Мужичок в улыбчивом трансе все шарил под пиджаком по гимнастерке: не то не мог расстегнуть карман, не то не попадал.
— Тьфу ты, копуша, — последовало четырехкратное послесловие, и женщина сама обшарила карманы, нашла деньги, оживленно приговаривая:
— Смотри-ко, какая гумага! Счас это… Возьмем… Три листа. Так, значит… На стол красну возьмем, на камот — синюю… А на тунбочку — вот эту, зелену…
«А на тунбочку — зелену», — повторил я про себя и подумал: «Что это? Умение радоваться? Счастливая непосредственность? Пьяная дурость? Неразвитость чувств? Духовная пустота? Как это можно и надо понимать? Или никак понимать не надо? Покупают же девочки из рабочих общежитий целующихся голубков, кошек из фольги, тошнотворно красивых молодых людей, лобзающихся с такими же возлюбленными. Находят же спрос шкатулки из открыток, коврики с лебедями… И это тот же случай, может быть, в самом худшем виде».

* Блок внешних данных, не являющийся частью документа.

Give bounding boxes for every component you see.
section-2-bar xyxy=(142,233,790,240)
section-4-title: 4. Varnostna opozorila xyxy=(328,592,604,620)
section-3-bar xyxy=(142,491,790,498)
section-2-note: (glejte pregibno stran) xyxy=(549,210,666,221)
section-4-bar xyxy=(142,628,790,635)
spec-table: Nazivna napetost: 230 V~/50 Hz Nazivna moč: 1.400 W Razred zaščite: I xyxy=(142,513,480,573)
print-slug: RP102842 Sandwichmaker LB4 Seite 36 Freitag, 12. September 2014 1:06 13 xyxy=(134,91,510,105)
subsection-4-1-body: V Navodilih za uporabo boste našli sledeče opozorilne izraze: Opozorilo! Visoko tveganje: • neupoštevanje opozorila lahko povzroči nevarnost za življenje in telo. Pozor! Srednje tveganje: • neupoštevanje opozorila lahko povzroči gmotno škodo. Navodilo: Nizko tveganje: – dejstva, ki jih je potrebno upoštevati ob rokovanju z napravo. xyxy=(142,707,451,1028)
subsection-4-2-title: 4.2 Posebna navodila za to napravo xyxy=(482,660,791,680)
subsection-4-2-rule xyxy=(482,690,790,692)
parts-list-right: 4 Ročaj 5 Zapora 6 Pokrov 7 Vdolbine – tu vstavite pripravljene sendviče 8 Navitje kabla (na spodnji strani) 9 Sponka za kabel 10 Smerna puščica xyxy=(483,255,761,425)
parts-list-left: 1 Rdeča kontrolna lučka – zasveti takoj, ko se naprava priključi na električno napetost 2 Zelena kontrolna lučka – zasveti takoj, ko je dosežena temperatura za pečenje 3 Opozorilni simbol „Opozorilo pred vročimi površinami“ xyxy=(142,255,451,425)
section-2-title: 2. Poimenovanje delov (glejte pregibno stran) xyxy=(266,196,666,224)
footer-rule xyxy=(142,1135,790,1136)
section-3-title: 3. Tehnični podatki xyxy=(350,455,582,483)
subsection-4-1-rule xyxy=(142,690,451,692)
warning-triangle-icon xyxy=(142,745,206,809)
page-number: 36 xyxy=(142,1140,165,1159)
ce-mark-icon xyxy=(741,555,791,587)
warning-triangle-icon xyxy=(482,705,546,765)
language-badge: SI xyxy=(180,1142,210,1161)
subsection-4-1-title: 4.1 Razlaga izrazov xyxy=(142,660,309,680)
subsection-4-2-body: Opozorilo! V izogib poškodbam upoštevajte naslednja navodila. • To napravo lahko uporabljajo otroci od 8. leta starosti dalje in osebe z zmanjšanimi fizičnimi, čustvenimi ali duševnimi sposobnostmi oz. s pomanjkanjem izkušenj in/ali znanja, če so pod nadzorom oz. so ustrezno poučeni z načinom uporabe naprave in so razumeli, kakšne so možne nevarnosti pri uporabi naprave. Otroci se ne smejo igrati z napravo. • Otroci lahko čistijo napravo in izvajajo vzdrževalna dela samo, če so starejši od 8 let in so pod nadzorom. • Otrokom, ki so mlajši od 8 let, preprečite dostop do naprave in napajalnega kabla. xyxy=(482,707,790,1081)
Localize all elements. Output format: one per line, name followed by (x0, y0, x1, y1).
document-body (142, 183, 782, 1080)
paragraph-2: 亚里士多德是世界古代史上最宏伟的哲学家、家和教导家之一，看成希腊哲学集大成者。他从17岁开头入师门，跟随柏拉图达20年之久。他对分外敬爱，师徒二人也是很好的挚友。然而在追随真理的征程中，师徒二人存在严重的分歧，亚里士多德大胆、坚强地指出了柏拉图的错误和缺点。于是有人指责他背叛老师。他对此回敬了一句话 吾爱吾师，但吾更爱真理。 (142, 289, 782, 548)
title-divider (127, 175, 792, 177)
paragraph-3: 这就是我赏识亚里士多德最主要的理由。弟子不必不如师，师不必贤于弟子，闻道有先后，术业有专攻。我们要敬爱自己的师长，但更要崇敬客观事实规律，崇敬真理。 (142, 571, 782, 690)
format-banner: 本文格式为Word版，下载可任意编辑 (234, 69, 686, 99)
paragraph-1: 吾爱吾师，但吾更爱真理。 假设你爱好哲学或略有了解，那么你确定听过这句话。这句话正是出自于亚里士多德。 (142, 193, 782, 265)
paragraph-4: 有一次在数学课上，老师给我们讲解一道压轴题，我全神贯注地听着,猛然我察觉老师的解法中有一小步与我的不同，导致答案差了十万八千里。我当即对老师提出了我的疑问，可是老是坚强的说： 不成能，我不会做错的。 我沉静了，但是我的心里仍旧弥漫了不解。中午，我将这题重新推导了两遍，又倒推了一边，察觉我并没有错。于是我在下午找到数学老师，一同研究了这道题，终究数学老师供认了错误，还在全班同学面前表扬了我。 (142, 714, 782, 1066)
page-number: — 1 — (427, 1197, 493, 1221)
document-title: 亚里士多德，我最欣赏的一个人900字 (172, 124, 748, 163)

Ушли супруги совершенно счастливые, обнимая друг друга, унося скатанную трубкой недорогую покупку.
Не решился бы делать сей факт достоянием литературы, если б не встретил пьющую чету снова, мало не через десять лет. Встретил их уже в электричке и к собственному изумлению без труда узнал. Словно бы не постарели. Бывает такое в жизни. Вот, к примеру, учительница, которая меня обучала, казалась мне очень пожилой женщиной; мне было пятнадцать — ей, наверное, двадцать пять, теперь встречаю ее — мне за сорок, ей — за пятьдесят, и удивляюсь, ну, как это можно так сохраниться? А в самом деле секрет прост: и я, и она неуклонно приближаемся к тому возрасту, когда не все ли равно уж — семьдесят или девяносто…
Были мои невольные знакомые в том же состоянии, шевелились медленно, а мужчина приобрел еще огромный безобразный шрам на правом виске и выше, словно бы кто-то от души хотел стебануть его обухом, да промахнулся, задел скользом. Лицо женщины еще более очугунело и теперь уже никакой синяк на нем не был бы заметен, потому что по цвету сходило за каслинское литье.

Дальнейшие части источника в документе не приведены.